Abstract
Peptide nucleic acid (PNA1) containing a 5-methylisocytidine (iC) nucleobase has been synthesized. Triple helix formation between PNA1 and RNA hairpins having variable base pairs interacting with iC was studied using isothermal titration calorimetry. The iC nucleobase recognized the proposed target, C-G inversion in polypurine tract of RNA, with slightly higher affinity than the natural nucleobases, though the sequence selectivity of recognition was low. Compared to non-modified PNA, PNA1 had lower affinity for its RNA target.
Keywords: RNA recognition, Peptide nucleic acid, Triple helix, Modified nucleobases, Isothermal titration calorimetry
Compared to DNA, molecular recognition of double helical RNA has received little attention. Until relatively recently, RNA was viewed mostly as a passive messenger in the transfer of genetic information from DNA to proteins. However, recent discoveries of the central role that various non-coding RNAs play in gene expression have revitalized interest in molecular recognition of double helical RNA. Although RNA is a well-established target of current antibiotics, designing of new compounds that selectively recognize RNA has been a challenging task.1
Hydrogen bond mediated base pairing is the key feature of helical nucleic acids and would be inherently the most effective way of sequence selective recognition of RNA. Recognition of double helical DNA via triple helix forming oligonucleotides2 and polyamides3 that form extensive hydrogen bond contacts in the major and minor grooves of DNA, respectively, is well established. Compared to DNA, the wide and shallow minor groove of RNA double helix is less suited for molecular recognition. Surprisingly and in contrast to DNA, sequence selective recognition of double helical RNA using major groove triple helix is little studied.4 The major groove of RNA is deep and narrow, which may hinder the formation of triple helix. While DNA does not form triple helix with RNA, modestly stable RNA triple helices are formed via parallel binding of a pyrimidine rich RNA third strand to the purine rich strand of a double helix.4 The sequence selectivity derives from recognition of adenosine-uridine base pairs by uridine (U*A-U triplet) and guanosine-cytidine base pairs by protonated cytidine (C*G-C triplet) via the Hoogsteen hydrogen bonding scheme (Figure 1). Recently, we discovered that peptide nucleic acid (PNA),5 a neutral amide-linked analogue of DNA formed highly stable and sequence selective triple helices with double stranded RNA.6
Figure 1.

Structures of Hoogsteen U*A-U and C*G-C and the proposed iC*C-G base triplets and PNA (PNA1).
A major limitation of triple helical recognition is the requirement for a polypurine tract, because only A and G can be recognized by the Hoogsteen hydrogen bonds (Figure 1). While double stranded RNA typically does not have long polypurine tracts, it is common to find stretches of eight and more purine bases interrupted by a couple of pyrimidines in micro RNAs (for structures, see www.mirbase.org) and other non-coding RNAs. Thus, if the sequence range of triple helical recognition could be expanded to recognize isolated pyrimidine inversions, the approach could be rendered useful for fundamental biochemical studies and practical applications.
While extensive work has been done on modified nucleobases for recognition of C-G and T-A inversion in polypurine tracts of DNA,2 similar recognition of pyrimidines in RNA is unprecedented.
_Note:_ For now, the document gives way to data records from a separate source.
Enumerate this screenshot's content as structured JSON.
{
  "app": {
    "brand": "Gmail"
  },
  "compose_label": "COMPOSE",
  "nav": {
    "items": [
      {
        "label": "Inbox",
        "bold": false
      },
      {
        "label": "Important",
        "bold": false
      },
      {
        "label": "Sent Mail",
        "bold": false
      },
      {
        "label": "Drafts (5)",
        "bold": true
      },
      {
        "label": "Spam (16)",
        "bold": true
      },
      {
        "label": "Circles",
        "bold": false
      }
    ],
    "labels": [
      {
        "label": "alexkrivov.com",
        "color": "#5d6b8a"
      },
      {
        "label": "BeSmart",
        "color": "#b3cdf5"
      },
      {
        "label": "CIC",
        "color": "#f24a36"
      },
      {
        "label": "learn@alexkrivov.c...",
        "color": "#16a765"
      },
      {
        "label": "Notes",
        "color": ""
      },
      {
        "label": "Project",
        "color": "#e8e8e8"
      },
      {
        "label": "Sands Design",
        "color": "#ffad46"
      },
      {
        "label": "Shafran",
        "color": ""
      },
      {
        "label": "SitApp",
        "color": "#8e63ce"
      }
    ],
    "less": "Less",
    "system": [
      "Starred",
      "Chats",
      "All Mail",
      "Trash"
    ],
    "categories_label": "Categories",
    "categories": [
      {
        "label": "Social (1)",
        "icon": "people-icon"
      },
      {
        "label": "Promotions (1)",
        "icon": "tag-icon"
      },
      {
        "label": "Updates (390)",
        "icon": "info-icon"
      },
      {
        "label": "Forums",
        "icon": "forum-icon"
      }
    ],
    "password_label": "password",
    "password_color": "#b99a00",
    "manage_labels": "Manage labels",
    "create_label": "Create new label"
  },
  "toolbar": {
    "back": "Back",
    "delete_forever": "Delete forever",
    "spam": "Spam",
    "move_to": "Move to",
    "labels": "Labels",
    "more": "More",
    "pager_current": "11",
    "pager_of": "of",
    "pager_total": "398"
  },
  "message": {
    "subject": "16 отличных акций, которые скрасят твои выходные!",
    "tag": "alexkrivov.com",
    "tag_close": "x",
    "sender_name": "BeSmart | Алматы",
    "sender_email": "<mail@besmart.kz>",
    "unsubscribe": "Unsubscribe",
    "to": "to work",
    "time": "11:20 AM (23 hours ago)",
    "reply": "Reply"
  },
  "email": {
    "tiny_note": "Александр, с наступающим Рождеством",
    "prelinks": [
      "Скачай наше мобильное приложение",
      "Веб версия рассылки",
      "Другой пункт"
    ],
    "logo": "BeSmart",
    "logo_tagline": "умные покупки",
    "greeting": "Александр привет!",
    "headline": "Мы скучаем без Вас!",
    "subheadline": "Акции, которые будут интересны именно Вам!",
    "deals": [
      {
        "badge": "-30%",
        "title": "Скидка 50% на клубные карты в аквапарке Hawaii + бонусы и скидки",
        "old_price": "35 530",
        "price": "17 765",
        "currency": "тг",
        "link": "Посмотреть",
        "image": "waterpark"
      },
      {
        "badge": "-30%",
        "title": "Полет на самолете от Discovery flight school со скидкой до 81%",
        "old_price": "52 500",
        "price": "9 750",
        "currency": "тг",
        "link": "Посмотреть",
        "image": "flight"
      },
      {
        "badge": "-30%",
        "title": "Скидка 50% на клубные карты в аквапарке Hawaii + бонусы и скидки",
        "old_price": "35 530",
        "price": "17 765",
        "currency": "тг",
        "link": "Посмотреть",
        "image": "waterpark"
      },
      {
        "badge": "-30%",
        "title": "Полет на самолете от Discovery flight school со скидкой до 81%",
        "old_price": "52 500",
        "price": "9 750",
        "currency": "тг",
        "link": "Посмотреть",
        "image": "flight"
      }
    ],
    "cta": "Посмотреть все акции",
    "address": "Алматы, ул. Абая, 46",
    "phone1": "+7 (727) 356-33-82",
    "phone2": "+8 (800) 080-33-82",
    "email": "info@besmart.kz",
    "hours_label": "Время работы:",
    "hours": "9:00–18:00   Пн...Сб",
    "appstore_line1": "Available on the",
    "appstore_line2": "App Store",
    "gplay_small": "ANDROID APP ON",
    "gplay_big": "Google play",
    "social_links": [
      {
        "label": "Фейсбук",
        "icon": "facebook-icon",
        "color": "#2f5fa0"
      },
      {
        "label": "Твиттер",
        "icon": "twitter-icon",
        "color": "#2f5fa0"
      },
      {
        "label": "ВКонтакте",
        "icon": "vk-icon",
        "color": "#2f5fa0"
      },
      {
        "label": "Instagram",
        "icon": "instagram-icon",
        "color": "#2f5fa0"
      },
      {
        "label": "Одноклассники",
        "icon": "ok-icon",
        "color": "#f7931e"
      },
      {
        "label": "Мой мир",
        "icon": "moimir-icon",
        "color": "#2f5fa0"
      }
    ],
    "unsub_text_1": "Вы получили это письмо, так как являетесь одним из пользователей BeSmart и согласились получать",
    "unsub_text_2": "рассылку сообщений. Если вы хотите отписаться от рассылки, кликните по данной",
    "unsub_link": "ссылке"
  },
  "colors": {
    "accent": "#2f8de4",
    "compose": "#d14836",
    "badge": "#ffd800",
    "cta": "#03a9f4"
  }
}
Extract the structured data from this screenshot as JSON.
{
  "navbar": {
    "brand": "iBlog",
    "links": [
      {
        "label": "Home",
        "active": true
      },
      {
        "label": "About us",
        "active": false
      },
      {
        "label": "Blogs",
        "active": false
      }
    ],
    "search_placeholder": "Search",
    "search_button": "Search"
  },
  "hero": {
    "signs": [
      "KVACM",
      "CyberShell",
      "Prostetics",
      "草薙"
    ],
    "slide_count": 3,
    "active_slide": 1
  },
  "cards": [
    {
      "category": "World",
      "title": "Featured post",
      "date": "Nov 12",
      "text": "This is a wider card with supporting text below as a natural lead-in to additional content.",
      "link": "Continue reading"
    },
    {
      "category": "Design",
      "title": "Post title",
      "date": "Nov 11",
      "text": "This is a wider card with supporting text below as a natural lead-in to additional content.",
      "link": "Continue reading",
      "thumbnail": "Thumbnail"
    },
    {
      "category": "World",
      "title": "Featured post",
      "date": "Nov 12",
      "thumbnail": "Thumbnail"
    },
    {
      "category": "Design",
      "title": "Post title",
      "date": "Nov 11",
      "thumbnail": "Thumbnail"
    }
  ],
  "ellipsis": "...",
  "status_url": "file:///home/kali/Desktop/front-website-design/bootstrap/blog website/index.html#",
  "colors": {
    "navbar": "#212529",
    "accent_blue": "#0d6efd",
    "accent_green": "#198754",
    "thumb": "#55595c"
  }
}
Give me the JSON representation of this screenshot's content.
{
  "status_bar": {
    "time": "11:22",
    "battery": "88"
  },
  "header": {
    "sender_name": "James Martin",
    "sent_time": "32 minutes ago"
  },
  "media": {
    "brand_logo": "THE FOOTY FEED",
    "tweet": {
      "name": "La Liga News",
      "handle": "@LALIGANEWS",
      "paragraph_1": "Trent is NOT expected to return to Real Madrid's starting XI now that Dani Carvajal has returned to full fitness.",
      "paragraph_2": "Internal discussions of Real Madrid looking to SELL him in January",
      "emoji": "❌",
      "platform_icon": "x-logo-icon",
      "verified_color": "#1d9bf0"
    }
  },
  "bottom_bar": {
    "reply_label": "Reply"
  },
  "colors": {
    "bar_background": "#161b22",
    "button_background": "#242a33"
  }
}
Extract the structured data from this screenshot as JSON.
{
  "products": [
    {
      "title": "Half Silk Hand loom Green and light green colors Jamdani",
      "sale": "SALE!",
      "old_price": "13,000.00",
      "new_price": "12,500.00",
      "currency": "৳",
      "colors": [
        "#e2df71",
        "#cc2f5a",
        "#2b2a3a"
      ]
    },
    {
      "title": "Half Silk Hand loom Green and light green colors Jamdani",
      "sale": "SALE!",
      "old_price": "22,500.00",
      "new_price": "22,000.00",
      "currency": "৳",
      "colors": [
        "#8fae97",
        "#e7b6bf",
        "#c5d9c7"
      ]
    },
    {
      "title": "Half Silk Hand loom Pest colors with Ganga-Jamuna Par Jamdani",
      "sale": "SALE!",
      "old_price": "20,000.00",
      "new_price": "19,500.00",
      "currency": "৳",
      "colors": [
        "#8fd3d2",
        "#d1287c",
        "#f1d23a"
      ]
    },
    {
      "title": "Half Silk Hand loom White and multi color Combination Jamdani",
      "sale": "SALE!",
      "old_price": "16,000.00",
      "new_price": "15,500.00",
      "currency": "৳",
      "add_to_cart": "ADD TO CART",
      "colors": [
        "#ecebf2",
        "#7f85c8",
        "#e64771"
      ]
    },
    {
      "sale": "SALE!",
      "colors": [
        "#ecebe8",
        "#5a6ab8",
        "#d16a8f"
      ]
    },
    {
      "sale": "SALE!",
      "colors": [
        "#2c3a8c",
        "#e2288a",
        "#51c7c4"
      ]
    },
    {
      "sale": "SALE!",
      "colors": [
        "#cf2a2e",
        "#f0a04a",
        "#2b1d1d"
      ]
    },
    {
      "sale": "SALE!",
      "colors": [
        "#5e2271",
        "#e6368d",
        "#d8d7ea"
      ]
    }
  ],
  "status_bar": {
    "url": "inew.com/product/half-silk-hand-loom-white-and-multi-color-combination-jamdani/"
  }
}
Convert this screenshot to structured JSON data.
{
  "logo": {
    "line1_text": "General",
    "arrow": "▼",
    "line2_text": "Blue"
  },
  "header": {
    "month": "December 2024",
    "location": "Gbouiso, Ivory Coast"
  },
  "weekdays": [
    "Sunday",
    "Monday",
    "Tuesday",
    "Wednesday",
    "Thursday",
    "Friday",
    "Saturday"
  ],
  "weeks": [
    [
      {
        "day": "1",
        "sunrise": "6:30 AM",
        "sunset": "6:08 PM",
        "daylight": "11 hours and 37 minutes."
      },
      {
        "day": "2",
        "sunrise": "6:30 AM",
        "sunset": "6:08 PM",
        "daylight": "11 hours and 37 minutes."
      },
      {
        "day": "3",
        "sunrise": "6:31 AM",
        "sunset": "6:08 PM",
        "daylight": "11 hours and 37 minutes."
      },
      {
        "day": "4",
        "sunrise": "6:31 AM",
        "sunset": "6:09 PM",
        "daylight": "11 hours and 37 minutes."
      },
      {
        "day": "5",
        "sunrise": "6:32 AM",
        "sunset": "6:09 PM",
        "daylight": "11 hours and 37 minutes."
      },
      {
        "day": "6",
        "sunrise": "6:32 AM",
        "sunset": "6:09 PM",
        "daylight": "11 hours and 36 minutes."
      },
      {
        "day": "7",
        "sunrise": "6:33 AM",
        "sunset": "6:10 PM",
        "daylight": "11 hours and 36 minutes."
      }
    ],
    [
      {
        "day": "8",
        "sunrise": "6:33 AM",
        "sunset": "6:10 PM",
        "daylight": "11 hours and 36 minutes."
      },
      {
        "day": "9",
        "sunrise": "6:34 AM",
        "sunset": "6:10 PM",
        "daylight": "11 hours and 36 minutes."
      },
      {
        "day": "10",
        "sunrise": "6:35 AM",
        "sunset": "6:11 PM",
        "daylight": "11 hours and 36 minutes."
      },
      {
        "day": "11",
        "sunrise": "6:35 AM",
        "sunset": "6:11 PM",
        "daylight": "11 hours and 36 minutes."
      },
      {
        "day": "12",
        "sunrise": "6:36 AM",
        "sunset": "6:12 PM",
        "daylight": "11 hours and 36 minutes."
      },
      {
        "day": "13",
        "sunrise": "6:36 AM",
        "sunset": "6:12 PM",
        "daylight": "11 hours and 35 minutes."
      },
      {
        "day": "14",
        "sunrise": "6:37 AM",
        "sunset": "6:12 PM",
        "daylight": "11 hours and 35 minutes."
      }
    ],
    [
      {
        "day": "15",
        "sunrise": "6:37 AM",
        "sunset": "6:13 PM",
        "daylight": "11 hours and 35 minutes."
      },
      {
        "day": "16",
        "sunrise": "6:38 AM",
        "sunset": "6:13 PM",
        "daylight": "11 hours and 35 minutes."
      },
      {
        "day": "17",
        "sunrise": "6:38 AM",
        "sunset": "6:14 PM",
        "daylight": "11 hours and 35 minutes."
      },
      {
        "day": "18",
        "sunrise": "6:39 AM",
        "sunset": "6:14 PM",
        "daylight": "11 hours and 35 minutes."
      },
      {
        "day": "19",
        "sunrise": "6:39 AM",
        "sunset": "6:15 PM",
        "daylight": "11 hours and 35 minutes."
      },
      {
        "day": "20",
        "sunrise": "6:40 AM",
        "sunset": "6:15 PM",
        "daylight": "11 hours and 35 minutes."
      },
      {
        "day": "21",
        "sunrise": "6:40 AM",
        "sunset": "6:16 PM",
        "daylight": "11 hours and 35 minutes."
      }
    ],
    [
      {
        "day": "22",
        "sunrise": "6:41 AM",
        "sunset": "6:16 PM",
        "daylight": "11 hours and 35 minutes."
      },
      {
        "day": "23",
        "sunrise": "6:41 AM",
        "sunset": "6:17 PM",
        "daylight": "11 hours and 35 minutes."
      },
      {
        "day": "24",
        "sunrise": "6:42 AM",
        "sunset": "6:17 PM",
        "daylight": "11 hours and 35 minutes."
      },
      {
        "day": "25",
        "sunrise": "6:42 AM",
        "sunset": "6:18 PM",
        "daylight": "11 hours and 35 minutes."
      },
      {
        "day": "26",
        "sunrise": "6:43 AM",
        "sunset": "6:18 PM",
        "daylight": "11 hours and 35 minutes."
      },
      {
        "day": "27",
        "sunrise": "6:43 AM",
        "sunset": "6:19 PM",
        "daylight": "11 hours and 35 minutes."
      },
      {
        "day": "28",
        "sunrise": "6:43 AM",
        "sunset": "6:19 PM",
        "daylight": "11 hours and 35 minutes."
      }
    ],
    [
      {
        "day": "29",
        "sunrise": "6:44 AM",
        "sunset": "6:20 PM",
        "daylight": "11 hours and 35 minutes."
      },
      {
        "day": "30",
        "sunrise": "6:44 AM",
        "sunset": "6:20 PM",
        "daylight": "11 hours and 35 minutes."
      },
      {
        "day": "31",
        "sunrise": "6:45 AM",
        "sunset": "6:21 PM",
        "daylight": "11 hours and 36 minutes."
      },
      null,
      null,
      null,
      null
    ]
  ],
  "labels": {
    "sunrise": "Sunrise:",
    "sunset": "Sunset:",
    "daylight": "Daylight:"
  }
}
Herein we tested a hypothesis that 5-methylisocytosine (iC) would form a triplet with a C-G base pair in RNA (Figure 1, iC*C-G). iC was designed by Benner and co-workers7 to engineer unnatural base pairing schemes as alternatives to Watson-Crick pairing and, before our study, had not been tried in triple helix context. We envisioned that iC would recognize cytosine by forming a O4-N4H hydrogen bond and, potentially, also engaging in an attractive N3-C5H interaction (Figure 1). This is similar to the N3-N4H and O2-C5H hydrogen bonding scheme used for recognition of C-G in DNA by 5-methyl-2-pyrimidinone8 and derivatives.9 Other designs of C-G recognition in DNA have included interactions that reach across the groove to form hydrogen bonds with G, cationic base substituents and sugar modifications to stabilize the non-Hoogsteen triplets.10
Inspired by our own recent results6 on triple helical recognition of RNA using PNA, we set out to test if iC installed on a PNA backbone (Figure 1, PNA1) could recognize the C-G inversion in polypurine tract of RNA. While Nielsen and co-workers11 have designed PNA containing pyridazinone nucleobase for recognition of T-A and U-A inversions in DNA, to the best of our knowledge, recognition of C-G inversion by modified PNA had no precedent at the outset of our studies.12 We found that the iC nucleobase recognized the C-G inversion in polypurine tract of RNA with slightly higher affinity than the natural nucleobases, though the sequence selectivity of recognition was relatively low.
For synthesis of iC PNA monomer we first tried to adopt the standard PNA chemistry (Scheme 1).13 5-Methylisocytosine14 was protected with Boc group and alkylated to produce ester 2. The correct N1 position of alkylation was confirmed by observation of NOE between H6 and CH2 of the acetate linkage (Scheme 1). The ethyl ester was cleaved under basic conditions to produce carboxylic acid 3.
Scheme 1.
Attempted synthesis of the iC PNA monomer using standard strategy.
To our surprise, coupling of carboxylic acid 3 with amine 4, following standard procedures,13 resulted in a transfer of the Boc group on the central amine and gave compound 5 instead of the expected PNA monomer. A potential explanation for this unexpected result could be that the activation of carboxylic acid 3 led to an intramolecular cyclization and formation of imide 6, which then could transfer the Boc group to amine 4. Because our goal was to prepare the iC PNA monomer, we redirected our efforts to alternative syntheses and the intermediacy of imide 6 remained a plausible but unconfirmed hypothesis.
We envisioned that late stage alkylation of 5-methylisocytidine with chloroamide 7 (Scheme 2), following a strategy similar to that used by Meltzer and co-workers,15 might provide an alternative route to the desired iC monomer. Chloroamide 7 was obtained by coupling of amine 4 with chloroacetic acid in the presence of dicyclohexylcarbodiimide (DCC).
Scheme 2.

Synthesis of the iC PNA monomer using late stage alkylation strategy.
Although alkylation of 1 with chloroamide 7 gave the expected product in a relatively low yield, we were able to produce enough material to proceed with the PNA synthesis and binding studies. As previously reported,13 cleavage of benzyl ester proceeded uneventfully and gave the required Fmoc-PNA-iC(Boc)-OH 9, which was used in a standard PNA synthesis protocol on an Expedite 8909 DNA synthesizer to prepare PNA1 containing the 5-methylisocytidine nucleobase (see Figures 1 and 2).
Figure 2.

Sequences of RNA hairpins and PNA ligands. Numbering of HRP1-HRP4 and PNA3-PNA6 is retained from reference 6.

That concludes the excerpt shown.